Strengthened regulatory systems are needed to improve drug safety, says report
Posted: 16 January 2020 | Hannah Balfour (European Pharmaceutical Review) | No comments yet
The report reveals practical regulatory reforms that could move the globe closer to the UN’s goal of achieving universal health coverage by 2030.
A report suggests that to achieve the United Nations’ (UN’s) goal of achieving universal health coverage by 2030, countries must strengthen their drug regulatory systems. It suggests implementing a new global regulatory framework that could be supported by US government agencies, international development donors and the World Health Organization (WHO) to strengthen the capacity of drug regulators.
…the WHO prequalification process could help regulators to ensure they are licensing safe medicines, with appropriate quality controls”
The report indicates that investments should prioritise the expansion of WHO’s approval and quality control processes for priority medicines and vaccines; the development of tools for rapidly screening drug quality; and improving the evaluation of how well regulatory agencies are performing.
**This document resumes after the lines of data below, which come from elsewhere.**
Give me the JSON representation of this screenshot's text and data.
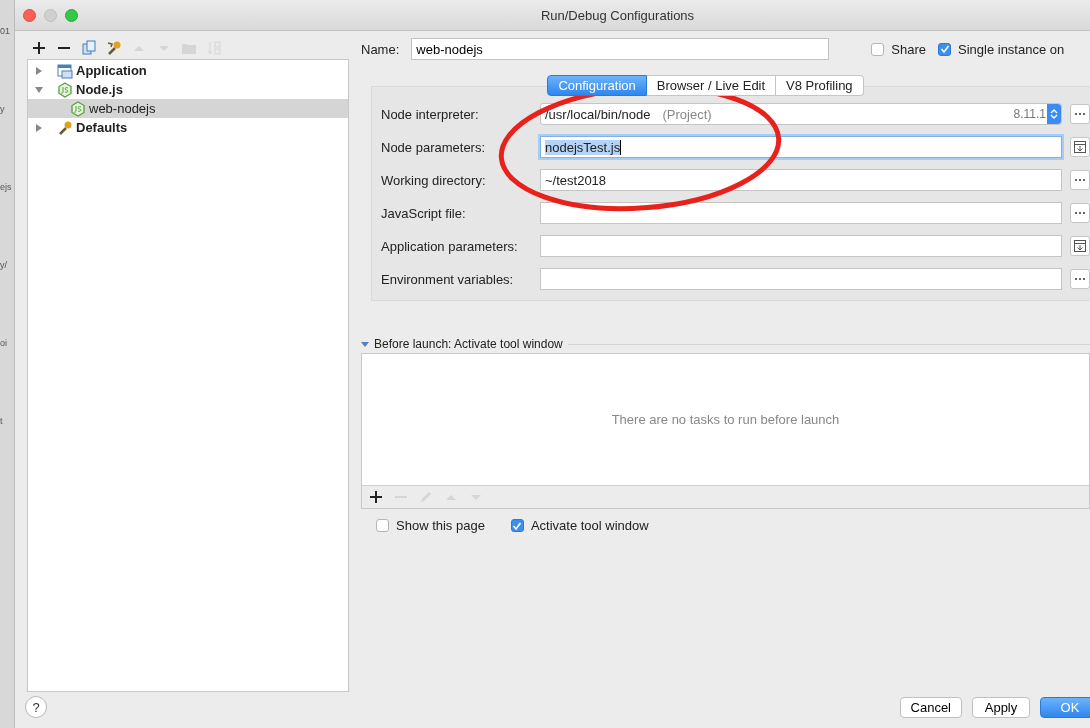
{
  "backdrop": {
    "fragments": [
      "01",
      "y",
      "ejs",
      "y/",
      "oi",
      "t"
    ]
  },
  "window": {
    "title": "Run/Debug Configurations"
  },
  "toolbar": [
    {
      "kind": "add",
      "disabled": false
    },
    {
      "kind": "remove",
      "disabled": false
    },
    {
      "kind": "copy",
      "disabled": false
    },
    {
      "kind": "wrench",
      "disabled": false
    },
    {
      "kind": "up",
      "disabled": true
    },
    {
      "kind": "down",
      "disabled": true
    },
    {
      "kind": "folder",
      "disabled": true
    },
    {
      "kind": "sort",
      "disabled": true
    }
  ],
  "tree": [
    {
      "label": "Application",
      "kind": "application",
      "expanded": false,
      "selected": false
    },
    {
      "label": "Node.js",
      "kind": "nodejs",
      "expanded": true,
      "selected": false,
      "children": [
        {
          "label": "web-nodejs",
          "kind": "nodejs",
          "selected": false,
          "current": true
        }
      ]
    },
    {
      "label": "Defaults",
      "kind": "defaults",
      "expanded": false,
      "selected": false
    }
  ],
  "name_field": {
    "label": "Name:",
    "value": "web-nodejs"
  },
  "options": [
    {
      "label": "Share",
      "checked": false
    },
    {
      "label": "Single instance on",
      "checked": true
    }
  ],
  "tabs": [
    {
      "label": "Configuration",
      "selected": true
    },
    {
      "label": "Browser / Live Edit",
      "selected": false
    },
    {
      "label": "V8 Profiling",
      "selected": false
    }
  ],
  "fields": [
    {
      "label": "Node interpreter:",
      "kind": "dropdown",
      "value": "/usr/local/bin/node",
      "hint": "(Project)",
      "version": "8.11.1",
      "button": {
        "kind": "browse"
      },
      "focused": false
    },
    {
      "label": "Node parameters:",
      "kind": "text",
      "value": "nodejsTest.js",
      "button": {
        "kind": "expand"
      },
      "focused": true
    },
    {
      "label": "Working directory:",
      "kind": "text",
      "value": "~/test2018",
      "button": {
        "kind": "browse"
      },
      "focused": false
    },
    {
      "label": "JavaScript file:",
      "kind": "text",
      "button": {
        "kind": "browse"
      },
      "focused": false
    },
    {
      "label": "Application parameters:",
      "kind": "text",
      "button": {
        "kind": "expand"
      },
      "focused": false
    },
    {
      "label": "Environment variables:",
      "kind": "text",
      "button": {
        "kind": "browse"
      },
      "focused": false
    }
  ],
  "before_launch": {
    "title": "Before launch: Activate tool window",
    "expanded": true,
    "empty_text": "There are no tasks to run before launch",
    "toolbar": [
      {
        "kind": "add",
        "disabled": false
      },
      {
        "kind": "remove",
        "disabled": true
      },
      {
        "kind": "edit",
        "disabled": true
      },
      {
        "kind": "up",
        "disabled": true
      },
      {
        "kind": "down",
        "disabled": true
      }
    ]
  },
  "launch_options": [
    {
      "label": "Show this page",
      "checked": false
    },
    {
      "label": "Activate tool window",
      "checked": true
    }
  ],
  "help": {
    "label": "?"
  },
  "buttons": [
    {
      "label": "Cancel",
      "default": false
    },
    {
      "label": "Apply",
      "default": false
    },
    {
      "label": "OK",
      "default": true
    }
  ]
}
It also suggests that the growing middle class has shifted consumer interest towards safer medicines, requiring more regulator time.
Among the challenges facing low- and middle-income countries is the limited access to quality medicines. If implemented, the study suggests, the WHO prequalification process could help regulators to ensure they are licensing safe medicines, with appropriate quality controls. The prequalification process, currently applied to HIV, tuberculosis and malaria drugs, must now be extended to include medicines for chronic diseases, including cancer, diabetes and antibiotics, according to the report.
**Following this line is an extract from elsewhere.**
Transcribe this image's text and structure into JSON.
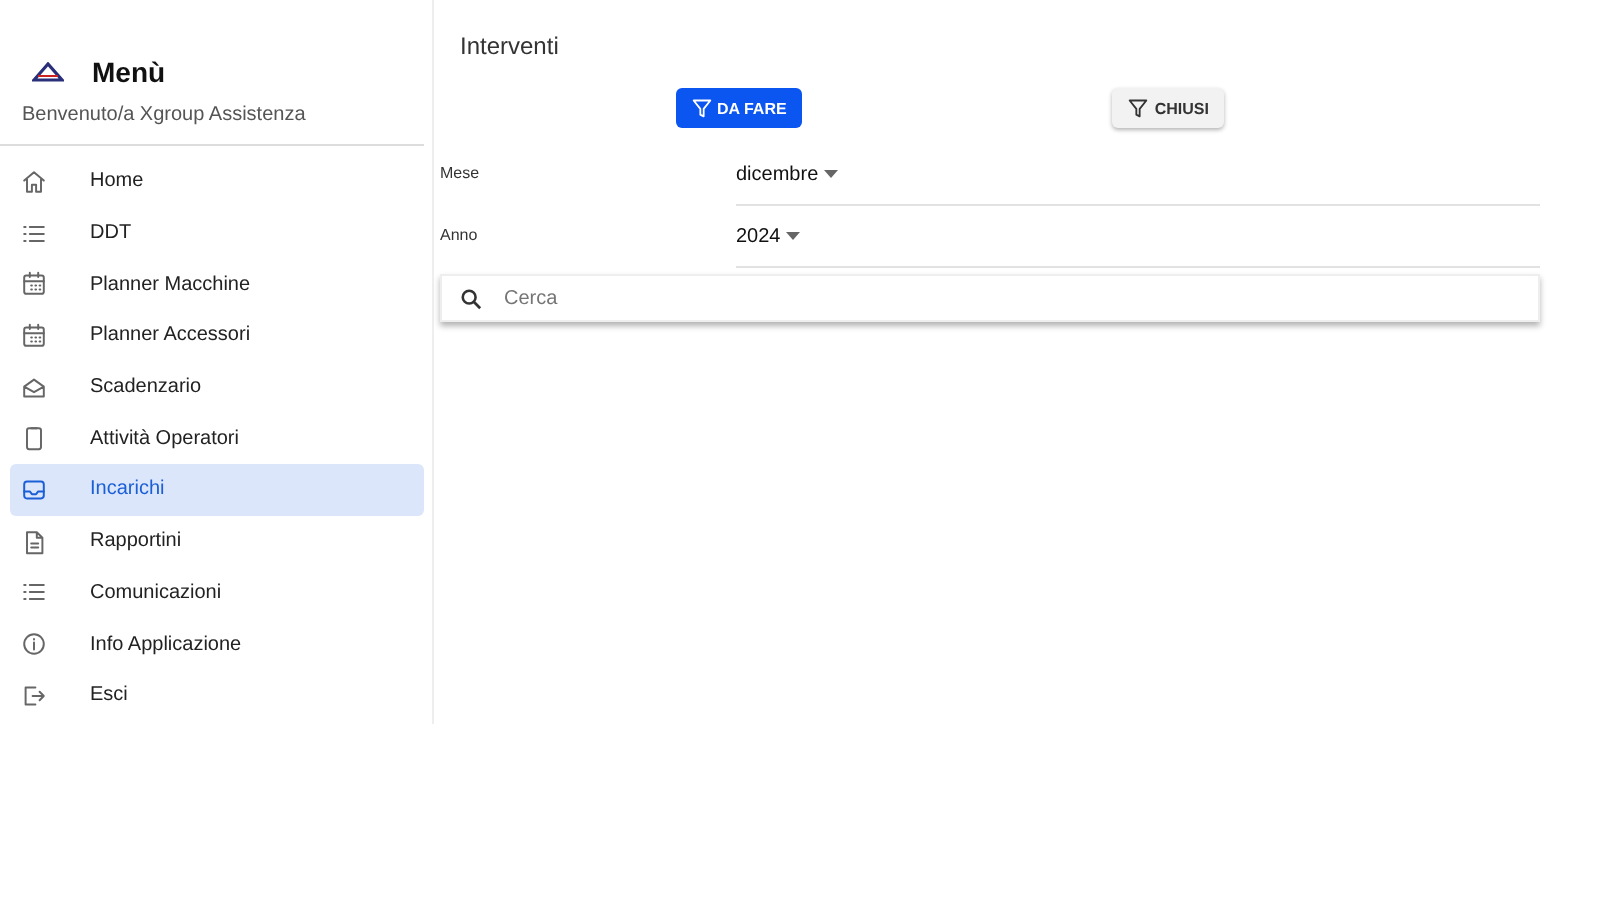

Although regulation is challenged by limited access to licensed pharmacies in rural areas and a tendency to buy medicines from informal sellers, risk reduction strategies need to be put in place in low- and middle-income countries, says the report. Theses could include accreditation/licensing of sellers, consumer education and increased access to regulated products.
…benchmarking assessments could be set up to motivate improvements to regulatory systems…with possible financial rewards from development donors”
“Investing in stronger national regulatory systems and better collaboration among them puts their focus where it should be – on improving public health,” said Catherine Woteki, professor in the department of food science and human nutrition at Iowa State University, US and chair of the committee that wrote the new report. “These investments have positive spill-over effects for governments, health systems and the food and pharmaceutical industries.”
The report recommends the develop a network of Global Centers of Excellence in Regulatory Science, which would research regional product safety needs and provide strategies to improve local manufacturing and quality control. It also suggests benchmarking assessments could be set up to motivate improvements to regulatory systems where the results are made public so that countries can compare with possible financial rewards from development donors.
Report by the Committee on Stronger Food and Drug Regulatory Systems Abroad.
Distribution & Logistics, Drug Manufacturing, Drug Markets, Drug Safety, Drug Supply Chain, investment, Manufacturing, QA/QC, Supply Chain
Committee on Stronger Food and Drug Regulatory Systems Abroad, United Nations (UN), World Health Organization (WHO)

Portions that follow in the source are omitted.